Patrocínio esportivo, muito a explorar, muito por fazer

MARCO AURELIO KLEIN
ESPECIAL PARA A FOLHA

EM 1904, nos EUA, a fabricante de bolas Spalding patrocinou um almanaque da Olimpíada de Saint Louis _‘‘Spalding’s Official Athletic Manual’’_, com nada menos do que 19 páginas de anúncios. Antes, em 1864, John Wisden, o jogador de críquete mais famoso da Inglaterra, criara o ‘‘Wisdens’s Cricketer’s Almanak’’, editado até hoje e espécie de bíblia do tradicional esporte britânico.
Nos Jogos de 1912, em Estocolmo, Suécia, diversos direitos foram vendidos a nove empresas. O esporte como espetáculo crescia e já estava descoberto como veículo para a comunicação de propaganda.
Duas guerras mundiais e a interrupção na realização de grandes competições internacionais contribuíram para certo atraso no desenvolvimento dessas ferramentas.
No pós-guerra, durante os anos 50, aconteceu a retomada das principais competições e o surgimento de outras, como a F-1, por exemplo.
Aqui e ali, diferentes iniciativas de patrocínio. A maioria só divulgação de marcas.
O patrocínio no automobilismo não era permitido na F-1, porém, em 1968, importantes fornecedores, como Shell, BP e Firestone, ameaçaram sair caso não pudessem expor suas marcas. Assim começava a era do patrocínio na mais badalada categoria do automobilismo.
Na apresentação do novo carro, Colin Chapman, legendária figura da F-1, numa entrevista no GP de Mônaco, mostrava seus carros pintados no vermelho e branco dos cigarros Gold Leaf, primeiro patrocinador oficial no automobilismo.

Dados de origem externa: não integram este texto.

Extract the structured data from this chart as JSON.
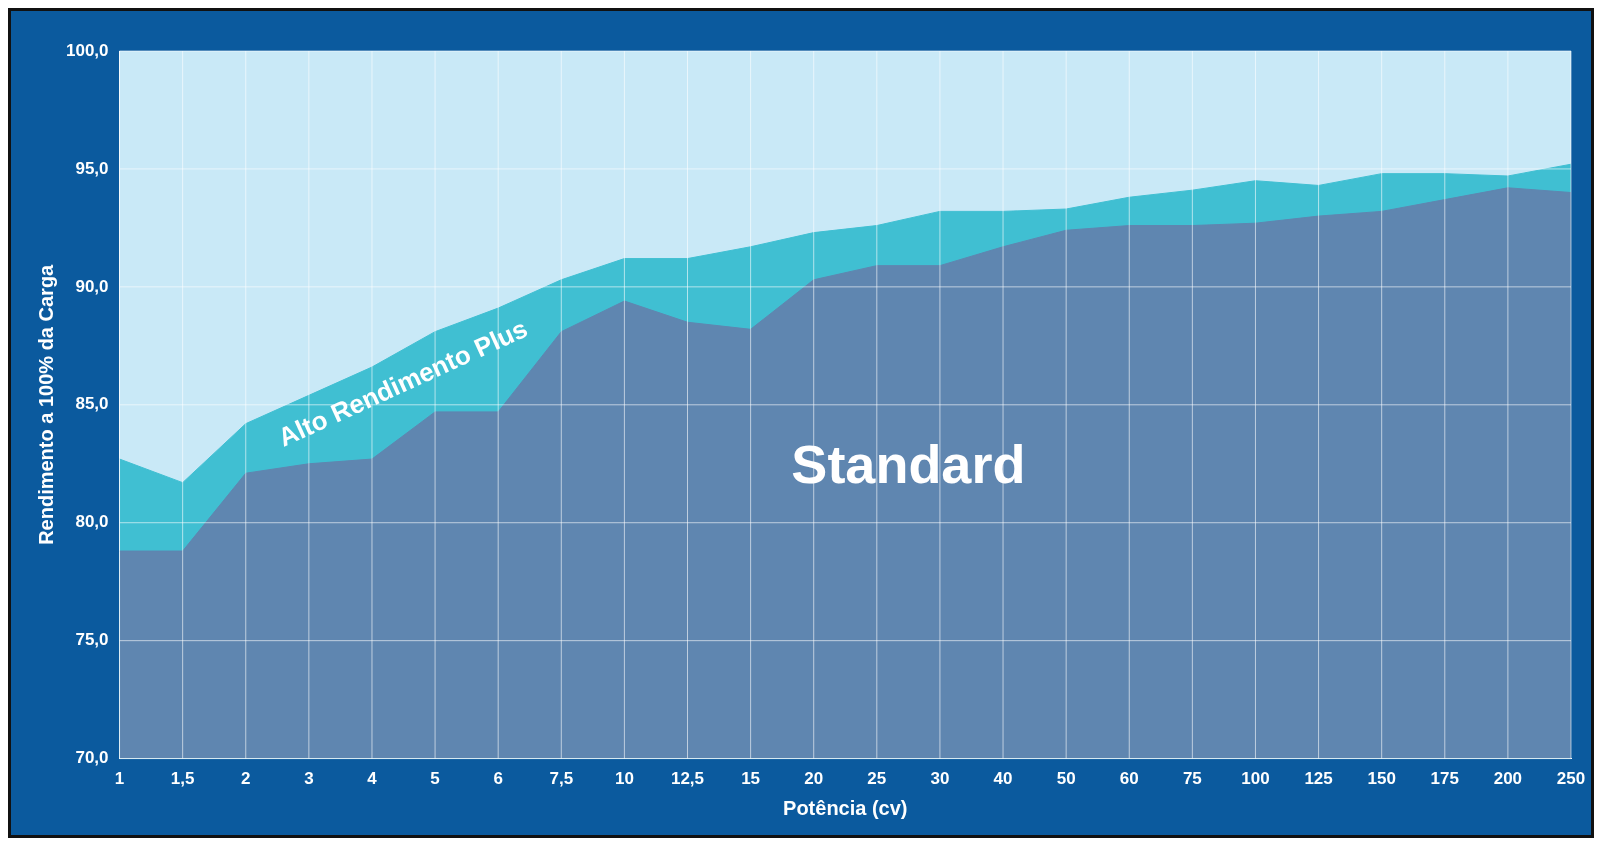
{
  "chart_data": {
    "type": "area",
    "xlabel": "Potência (cv)",
    "ylabel": "Rendimento a 100% da Carga",
    "categories": [
      "1",
      "1,5",
      "2",
      "3",
      "4",
      "5",
      "6",
      "7,5",
      "10",
      "12,5",
      "15",
      "20",
      "25",
      "30",
      "40",
      "50",
      "60",
      "75",
      "100",
      "125",
      "150",
      "175",
      "200",
      "250"
    ],
    "series": [
      {
        "name": "Standard",
        "color": "#5f86b0",
        "values": [
          78.8,
          78.8,
          82.1,
          82.5,
          82.7,
          84.7,
          84.7,
          88.1,
          89.4,
          88.5,
          88.2,
          90.3,
          90.9,
          90.9,
          91.7,
          92.4,
          92.6,
          92.6,
          92.7,
          93.0,
          93.2,
          93.7,
          94.2,
          94.0
        ]
      },
      {
        "name": "Alto Rendimento Plus",
        "color": "#40bfd2",
        "values": [
          82.7,
          81.7,
          84.2,
          85.4,
          86.6,
          88.1,
          89.1,
          90.3,
          91.2,
          91.2,
          91.7,
          92.3,
          92.6,
          93.2,
          93.2,
          93.3,
          93.8,
          94.1,
          94.5,
          94.3,
          94.8,
          94.8,
          94.7,
          95.2
        ]
      }
    ],
    "ylim": [
      70,
      100
    ],
    "yticks": [
      {
        "value": 70,
        "label": "70,0"
      },
      {
        "value": 75,
        "label": "75,0"
      },
      {
        "value": 80,
        "label": "80,0"
      },
      {
        "value": 85,
        "label": "85,0"
      },
      {
        "value": 90,
        "label": "90,0"
      },
      {
        "value": 95,
        "label": "95,0"
      },
      {
        "value": 100,
        "label": "100,0"
      }
    ],
    "bands": [
      {
        "axis": "y",
        "from": 70,
        "to": 100,
        "color": "#c9e9f7"
      }
    ],
    "grid": true,
    "legend": false
  }
}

As imagens foram cortadas aos gritos pelo diretor de uma das TVs: ‘‘Se permitirmos imagens de propaganda nos carros, o que virá depois? Vamos acabar tendo clubes de futebol querendo propaganda nas camisas...’’.
Tinha razão: no final dos anos 70, clubes desafiavam a federação inglesa, as multas e a imprensa, indo a campo com propaganda nas camisas. TVs cancelavam transmissões de times com anúncio nas camisas.

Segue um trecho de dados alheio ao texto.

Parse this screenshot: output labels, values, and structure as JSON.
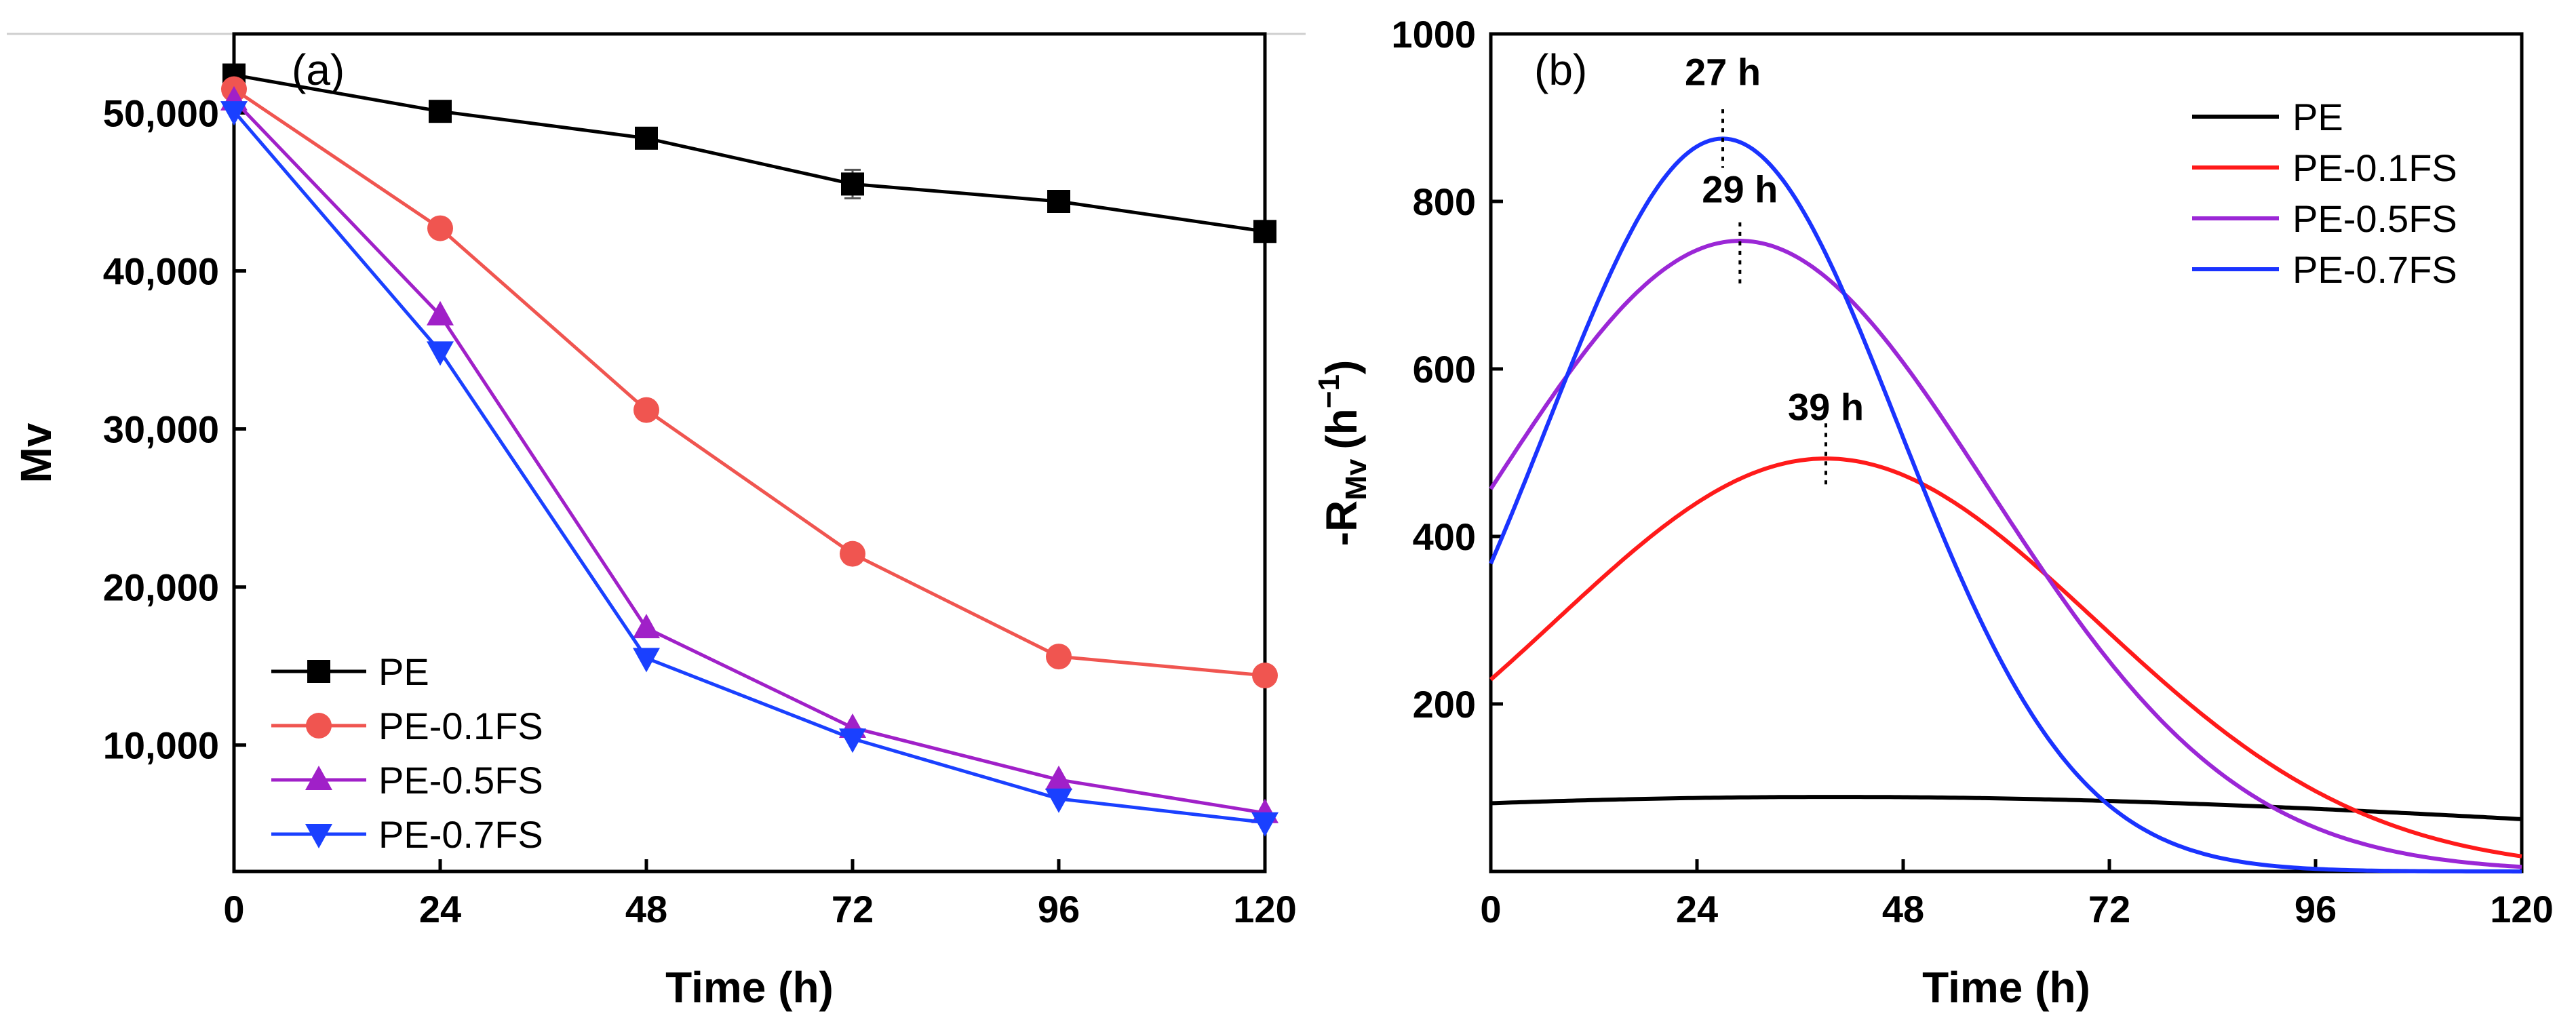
{
  "chart_data": [
    {
      "panel_label": "(a)",
      "type": "line",
      "xlabel": "Time (h)",
      "ylabel": "Mv",
      "xlim": [
        0,
        120
      ],
      "ylim": [
        2000,
        55000
      ],
      "xticks": [
        0,
        24,
        48,
        72,
        96,
        120
      ],
      "xtick_labels": [
        "0",
        "24",
        "48",
        "72",
        "96",
        "120"
      ],
      "yticks": [
        10000,
        20000,
        30000,
        40000,
        50000
      ],
      "ytick_labels": [
        "10,000",
        "20,000",
        "30,000",
        "40,000",
        "50,000"
      ],
      "legend_position": "bottom-left",
      "x": [
        0,
        24,
        48,
        72,
        96,
        120
      ],
      "series": [
        {
          "name": "PE",
          "color": "#000000",
          "marker": "square",
          "values": [
            52400,
            50100,
            48400,
            45500,
            44400,
            42500
          ],
          "errors": [
            300,
            250,
            300,
            900,
            300,
            400
          ]
        },
        {
          "name": "PE-0.1FS",
          "color": "#f05550",
          "marker": "circle",
          "values": [
            51500,
            42700,
            31200,
            22100,
            15600,
            14400
          ]
        },
        {
          "name": "PE-0.5FS",
          "color": "#a020c8",
          "marker": "triangle-up",
          "values": [
            50800,
            37200,
            17400,
            11100,
            7800,
            5700
          ]
        },
        {
          "name": "PE-0.7FS",
          "color": "#1a40ff",
          "marker": "triangle-down",
          "values": [
            50100,
            34900,
            15500,
            10400,
            6600,
            5100
          ]
        }
      ]
    },
    {
      "panel_label": "(b)",
      "type": "line",
      "xlabel": "Time (h)",
      "ylabel_main": "-R",
      "ylabel_sub": "Mv",
      "ylabel_unit": "(h",
      "ylabel_exp": "−1",
      "ylabel_close": ")",
      "xlim": [
        0,
        120
      ],
      "ylim": [
        0,
        1000
      ],
      "xticks": [
        0,
        24,
        48,
        72,
        96,
        120
      ],
      "xtick_labels": [
        "0",
        "24",
        "48",
        "72",
        "96",
        "120"
      ],
      "yticks": [
        200,
        400,
        600,
        800,
        1000
      ],
      "ytick_labels": [
        "200",
        "400",
        "600",
        "800",
        "1000"
      ],
      "legend_position": "top-right",
      "series": [
        {
          "name": "PE",
          "color": "#000000",
          "peak_x": 40,
          "peak_y": 89,
          "sigma": 95
        },
        {
          "name": "PE-0.1FS",
          "color": "#ff1a1a",
          "peak_x": 39,
          "peak_y": 493,
          "sigma": 31.5
        },
        {
          "name": "PE-0.5FS",
          "color": "#9b27d6",
          "peak_x": 29,
          "peak_y": 753,
          "sigma": 29
        },
        {
          "name": "PE-0.7FS",
          "color": "#1a33ff",
          "peak_x": 27,
          "peak_y": 875,
          "sigma": 20.5
        }
      ],
      "annotations": [
        {
          "text": "27 h",
          "x": 27,
          "label_y": 955,
          "line_top": 910,
          "line_bottom": 840
        },
        {
          "text": "29 h",
          "x": 29,
          "label_y": 815,
          "line_top": 775,
          "line_bottom": 700
        },
        {
          "text": "39 h",
          "x": 39,
          "label_y": 555,
          "line_top": 535,
          "line_bottom": 460
        }
      ]
    }
  ]
}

Atualmente, nos EUA, segundo o Sponsorship Research International Worldwide, entre 60% e 70% do total de gastos com despesas de patrocínio, excluídos os anúncios tradicionais na mídia impressa e na TV, são alocados no esporte (eventos, federações, times, estádios e atletas individuais).
Nenhum tostão público.
No Brasil _que talvez tenha sido o precursor do que hoje é conhecido como "naming rights", porque, em 1933, o Palmeiras, então Palestra Itália, inaugurou seu estádio, o Parque Antarctica (hoje Estádio Palestra Itália), erguido em terreno cedido pela cervejaria Antarctica_, foi apenas nos anos 80 que o patrocínio esportivo iria prosperar.

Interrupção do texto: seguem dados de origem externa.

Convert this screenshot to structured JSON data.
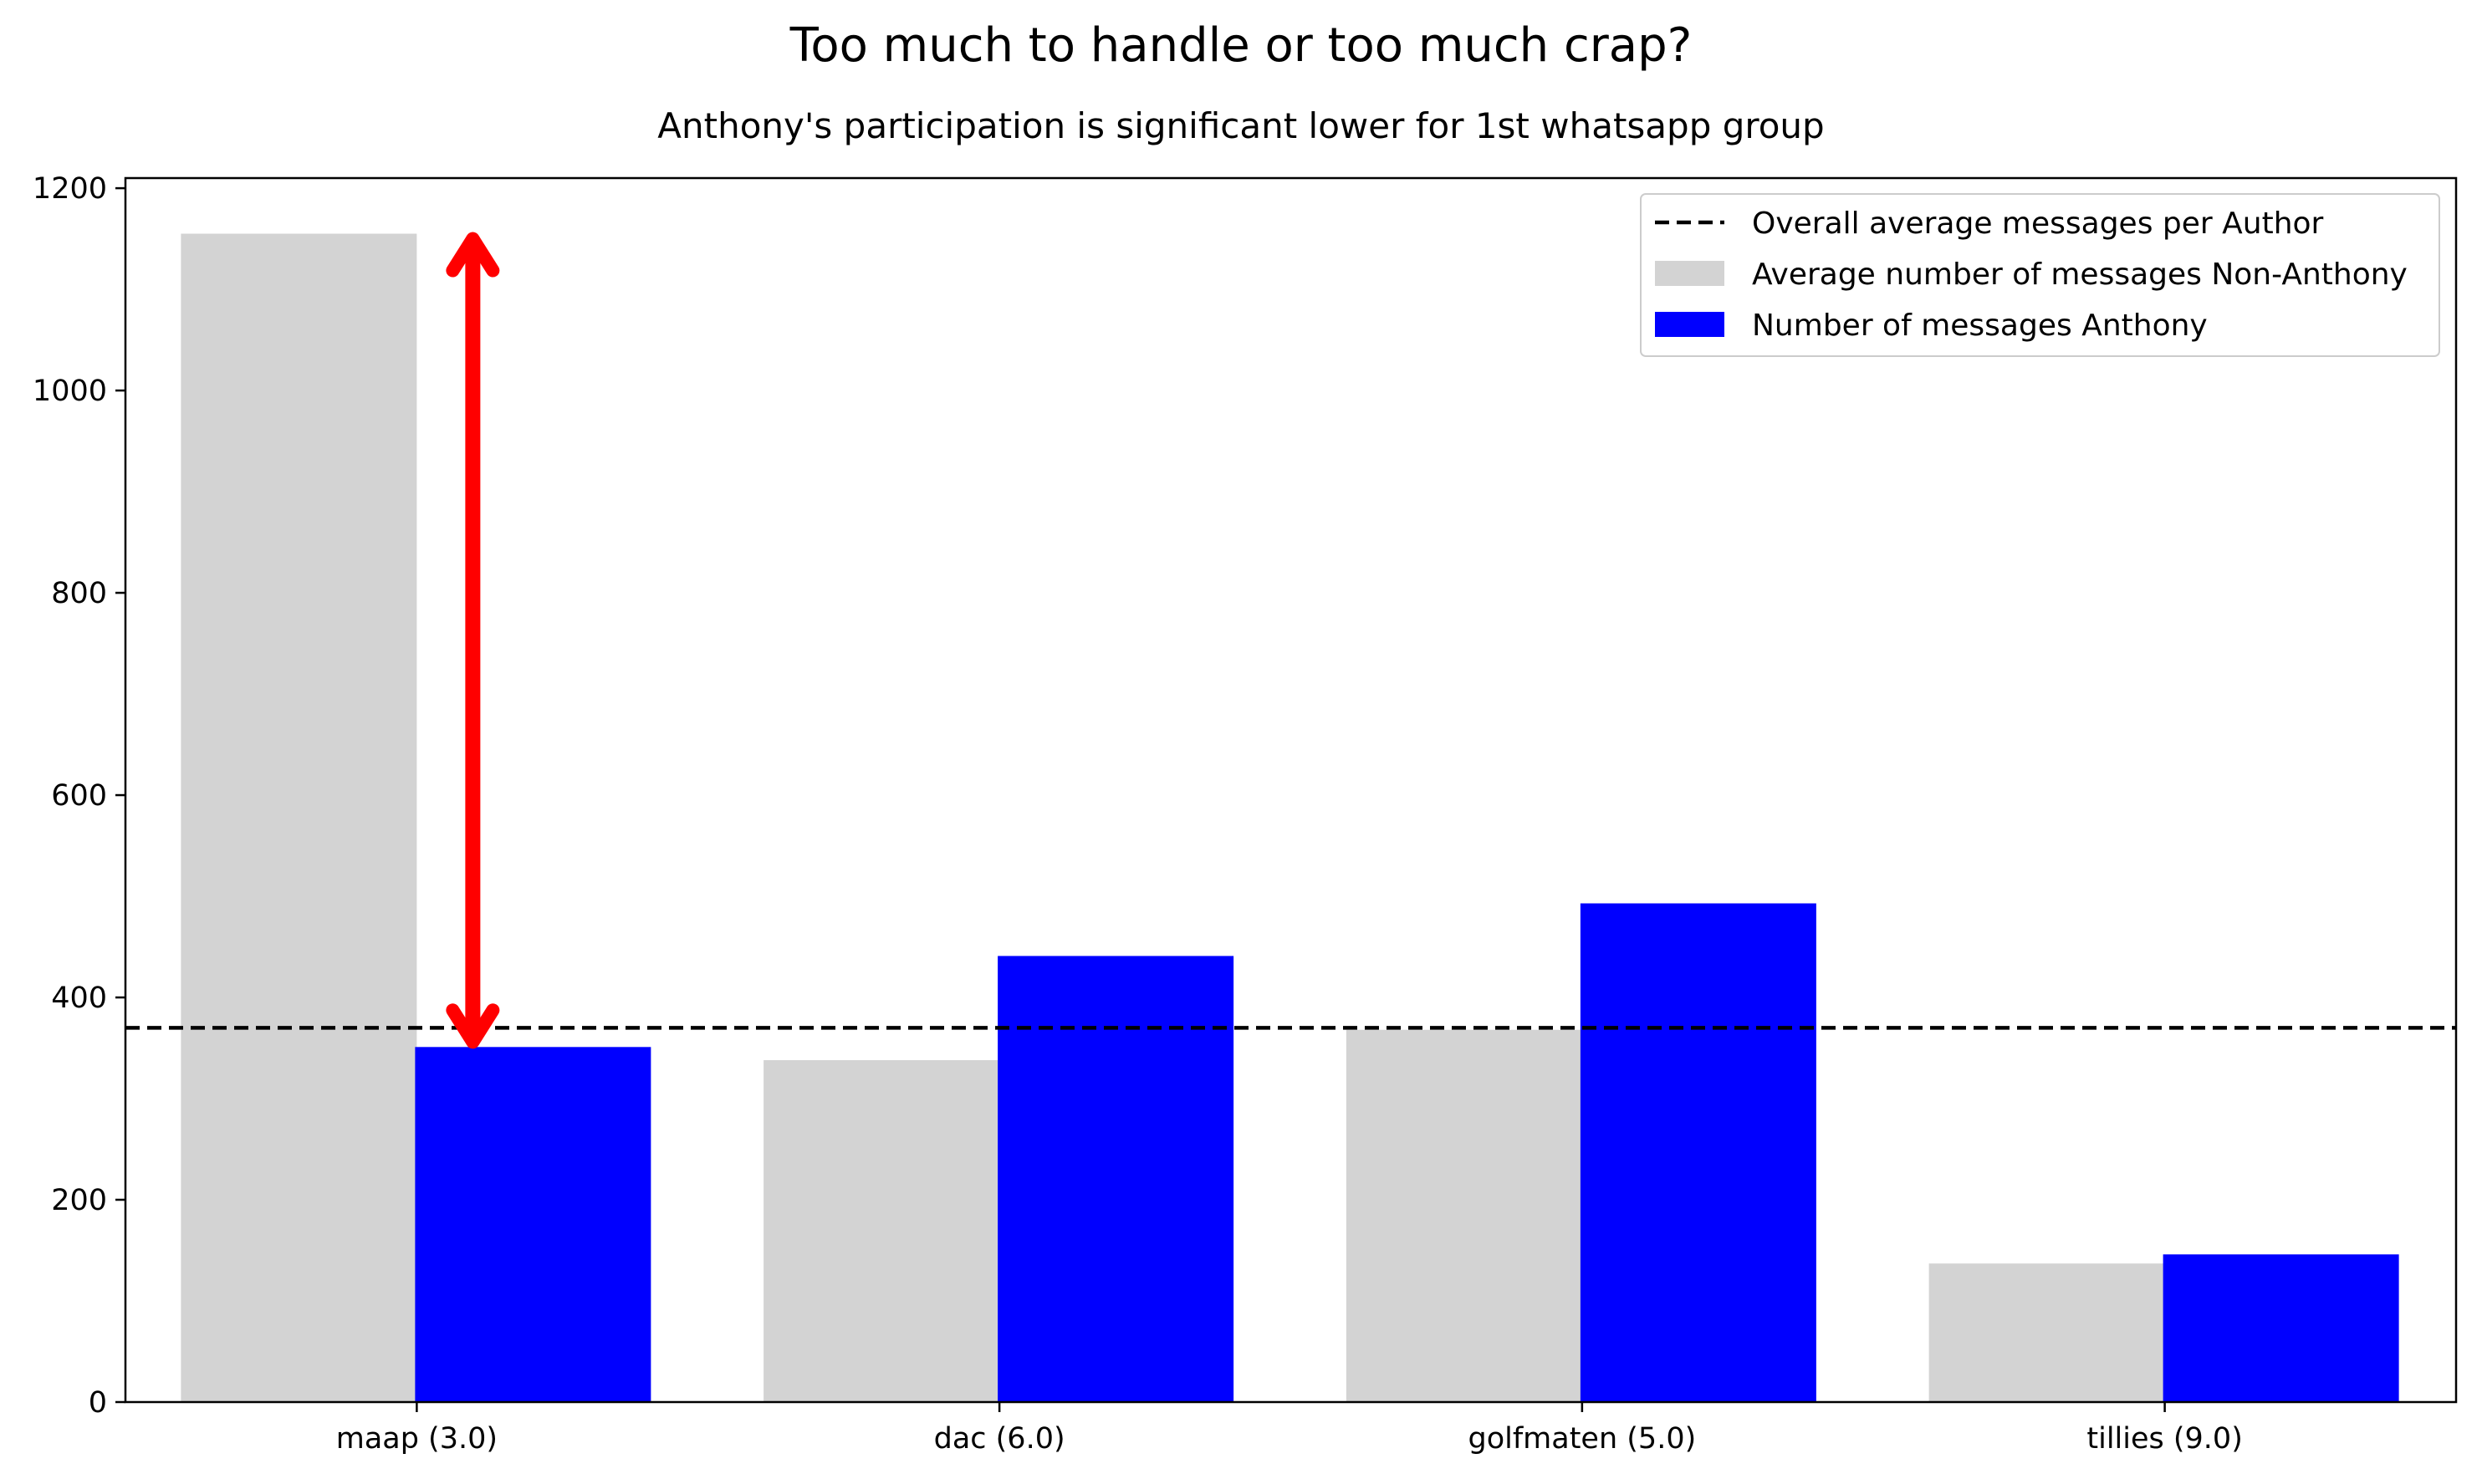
{
  "chart_data": {
    "type": "bar",
    "title": "Too much to handle or too much crap?",
    "subtitle": "Anthony's participation is significant lower for 1st whatsapp group",
    "categories": [
      "maap (3.0)",
      "dac (6.0)",
      "golfmaten (5.0)",
      "tillies (9.0)"
    ],
    "series": [
      {
        "name": "Average number of messages Non-Anthony",
        "values": [
          1155,
          338,
          368,
          137
        ],
        "color": "#d3d3d3"
      },
      {
        "name": "Number of messages Anthony",
        "values": [
          351,
          441,
          493,
          146
        ],
        "color": "#0000ff"
      }
    ],
    "reference_line": {
      "name": "Overall average messages per Author",
      "value": 370,
      "style": "dashed",
      "color": "#000000"
    },
    "annotation": {
      "type": "double-arrow",
      "category": "maap (3.0)",
      "from": 1155,
      "to": 351,
      "color": "#ff0000"
    },
    "ylim": [
      0,
      1210
    ],
    "yticks": [
      0,
      200,
      400,
      600,
      800,
      1000,
      1200
    ],
    "xlabel": "",
    "ylabel": "",
    "legend_position": "top-right",
    "grid": false
  }
}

No futebol, o Náutico do Recife, em 1982, foi o primeiro clube a ostentar um patrocínio na camisa (Novogás), embora a Ponte Preta de Campinas tenha sido a primeira a estampar a marca do fornecedor de material esportivo em 1979.
A final do Brasileiro de 1984 teve ambos os finalistas, Vasco e Fluminense, patrocinados pelo banco Nacional, que, no ano seguinte, patrocinaria um jovem piloto estreante na F-1: Ayrton Senna.
A Petrobras patrocina o Flamengo desde então.
Todavia tudo ainda era tão incipiente que clubes da importância de Santos e Palmeiras chegaram a ser patrocinados por Guarujá Veículos e Galeria Pajé, respectivamente.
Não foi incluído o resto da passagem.